> credit is the only way they're surviving on something close to minimum wage. Or credit was the only "safety net" they had during a rough time
In my experience, the average American has no concept of saving money, and those below average even less.
It's funny to me that America gets flak from all over the world for having no social safety net; if this was actually true, you'd expect to see people put aside a bit of their income, however meager it may be, out of an expectation that they will need it. What do you see in practice? You see people dashing over to the nearest rent-to-own rims shop. (If you don't know poor people, you may not know such businesses exist.)
> Almost none of these people have the kind of collateral needed to use credit to truly transform their lives, and the government assistance for that is seriously lacking in the US
I doubt that greater availability of credit, perhaps facilitated through government subsidy, is what precludes the majority of such people from transforming their lives.
When everything around suggests that the system is rigged against you and care against you, it's no surprise that many people live for the moment and try to find some small bit of pleasure or joy in the moment without planning for a future that may not come.

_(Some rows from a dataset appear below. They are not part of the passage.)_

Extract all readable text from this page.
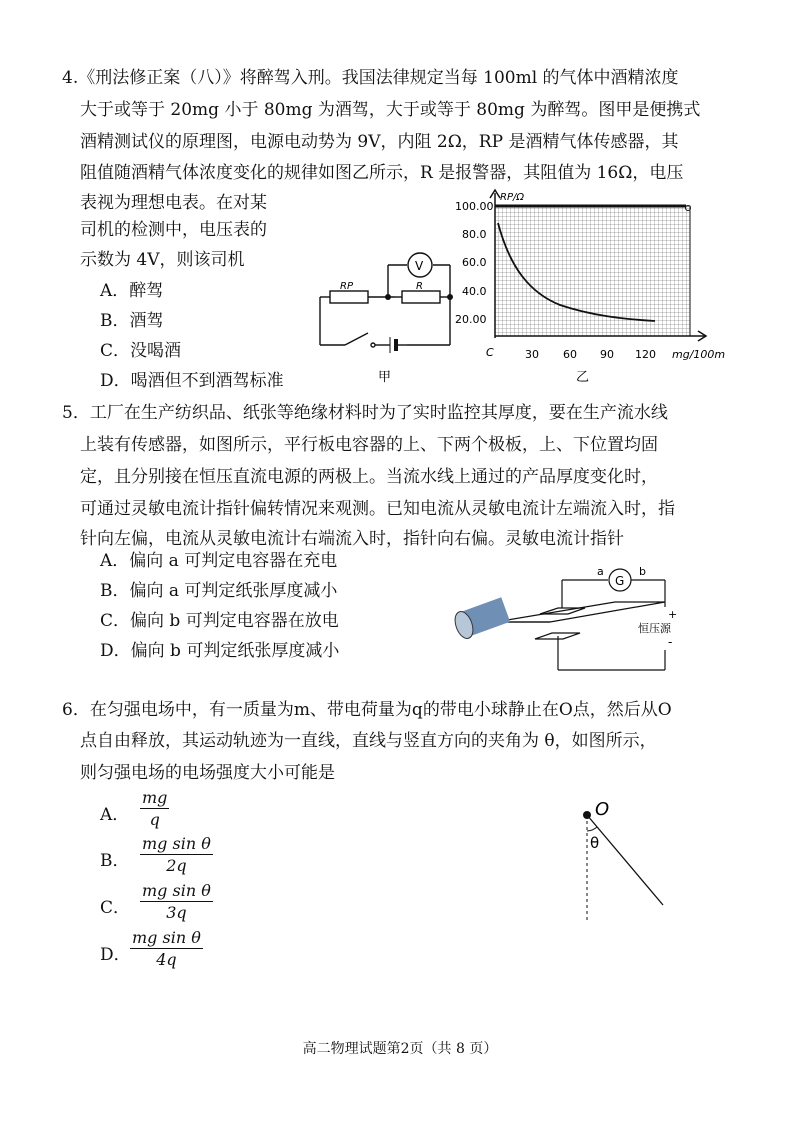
4.《刑法修正案（八）》将醉驾入刑。我国法律规定当每 100ml 的气体中酒精浓度
大于或等于 20mg 小于 80mg 为酒驾，大于或等于 80mg 为醉驾。图甲是便携式
酒精测试仪的原理图，电源电动势为 9V，内阻 2Ω，RP 是酒精气体传感器，其
阻值随酒精气体浓度变化的规律如图乙所示，R 是报警器，其阻值为 16Ω，电压
表视为理想电表。在对某
司机的检测中，电压表的
示数为 4V，则该司机
A．醉驾
B．酒驾
C．没喝酒
D．喝酒但不到酒驾标准
RP	R
V
甲
RP/Ω
100.00
80.0
60.0
40.0
20.00
C	30 60 90 120 mg/100m
乙
5．工厂在生产纺织品、纸张等绝缘材料时为了实时监控其厚度，要在生产流水线
上装有传感器，如图所示，平行板电容器的上、下两个极板，上、下位置均固
定，且分别接在恒压直流电源的两极上。当流水线上通过的产品厚度变化时，
可通过灵敏电流计指针偏转情况来观测。已知电流从灵敏电流计左端流入时，指
针向左偏，电流从灵敏电流计右端流入时，指针向右偏。灵敏电流计指针
A．偏向 a 可判定电容器在充电
B．偏向 a 可判定纸张厚度减小
C．偏向 b 可判定电容器在放电
D．偏向 b 可判定纸张厚度减小
a	b
G
+
-
恒压源
6．在匀强电场中，有一质量为m、带电荷量为q的带电小球静止在O点，然后从O
点自由释放，其运动轨迹为一直线，直线与竖直方向的夹角为 θ，如图所示，
则匀强电场的电场强度大小可能是
A． $\frac{mg}{q}$
B． $\frac{\text{mg sin θ}}{2q}$
C． $\frac{\text{mg sin θ}}{3q}$
D． $\frac{\text{mg sin θ}}{4q}$
O
θ
高二物理试题第2页（共 8 页）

It's easy to say "why don't they save more?" from an upper or middle class stability, but when the price of everything keeps going up, the police are out to get you, and healthcare is just a fast track to debt that will take away any savings or assets you managed to have, what's the point?

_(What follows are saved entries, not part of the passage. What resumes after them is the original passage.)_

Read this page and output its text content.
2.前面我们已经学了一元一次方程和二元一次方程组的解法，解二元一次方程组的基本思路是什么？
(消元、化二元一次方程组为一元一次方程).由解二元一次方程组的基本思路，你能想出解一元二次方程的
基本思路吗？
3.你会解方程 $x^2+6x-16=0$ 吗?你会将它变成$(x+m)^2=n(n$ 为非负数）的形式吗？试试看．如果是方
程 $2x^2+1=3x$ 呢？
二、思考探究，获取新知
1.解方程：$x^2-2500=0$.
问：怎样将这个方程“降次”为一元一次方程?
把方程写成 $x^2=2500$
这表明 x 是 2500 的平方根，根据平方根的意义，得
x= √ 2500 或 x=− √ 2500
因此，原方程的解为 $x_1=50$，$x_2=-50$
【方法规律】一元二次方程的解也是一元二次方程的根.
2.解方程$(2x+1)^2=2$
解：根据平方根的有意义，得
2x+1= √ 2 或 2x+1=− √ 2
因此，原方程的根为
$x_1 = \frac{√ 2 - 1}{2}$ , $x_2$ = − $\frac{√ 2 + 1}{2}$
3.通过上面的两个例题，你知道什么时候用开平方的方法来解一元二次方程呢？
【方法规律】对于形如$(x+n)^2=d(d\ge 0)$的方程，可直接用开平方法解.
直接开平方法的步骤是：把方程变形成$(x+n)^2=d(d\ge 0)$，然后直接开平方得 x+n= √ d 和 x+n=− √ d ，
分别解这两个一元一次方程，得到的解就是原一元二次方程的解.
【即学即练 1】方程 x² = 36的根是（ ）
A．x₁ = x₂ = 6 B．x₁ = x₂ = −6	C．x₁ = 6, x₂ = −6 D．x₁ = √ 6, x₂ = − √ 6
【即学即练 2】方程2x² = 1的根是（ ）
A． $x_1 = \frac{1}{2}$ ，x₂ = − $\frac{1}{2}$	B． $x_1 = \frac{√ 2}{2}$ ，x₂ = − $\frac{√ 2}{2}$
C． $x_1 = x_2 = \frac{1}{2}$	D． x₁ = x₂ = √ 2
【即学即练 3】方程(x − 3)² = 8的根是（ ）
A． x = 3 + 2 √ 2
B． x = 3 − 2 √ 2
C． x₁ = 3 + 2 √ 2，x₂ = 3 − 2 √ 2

You can't individual financial education your way out of systemic poverty.
Furthermore, the common pattern where poorer people spend money as soon as they get it is, in fact, rational when you look at it from their perspective rather than your own (which, as with most people attempting to moralize to poor people about their choices, appears to be a perspective of "you should be doing absolutely everything you can to maximize your net cash flow").
First of all, people need things like little luxuries. A Starbucks coffee here. A joint to smoke there. We are not, and cannot make ourselves, robots who live only to produce.
Second of all, they know, from experience going all the way back to childhood, that if they have an opportunity to splurge a little now and don't take it, they'll lose that opportunity.
Third of all, they similarly know that regardless of whether they splurge on an ice cream cone today because it's 90°F out, whatever financial trouble that comes tomorrow to eat up the little surplus that makes that possible will still put them in debt. Being in debt $150 instead of $145 just doesn't make that much difference. And if they wanted to avoid that particular debt entirely, they'd have to give up 30 separate instances of "I have an extra $5 today, let me get something to make life a little less shitty".
The only solution to the problems that lead to people not being able to save is increasing the amount of money they get paid.
I'm picturing you in my head as one of those 19th century Englishmen, writing about how being poor is a moral failure and the famine in Ireland is actually a punishment from God and thus nothing should be done about it.
> You see people dashing over to the nearest rent-to-own rims shop. (If you don't know poor people, you may not know such businesses exist.)
And many on this site don’t recognize a racist dog whistle I guess.
> It's funny to me that America gets flak from all over the world for having no social safety net; if this was actually true, you'd expect to see people put aside a bit of their income, however meager it may be, out of an expectation that they will need it.
Congratulations, you've just discovered that human beings are not perfect rational actors.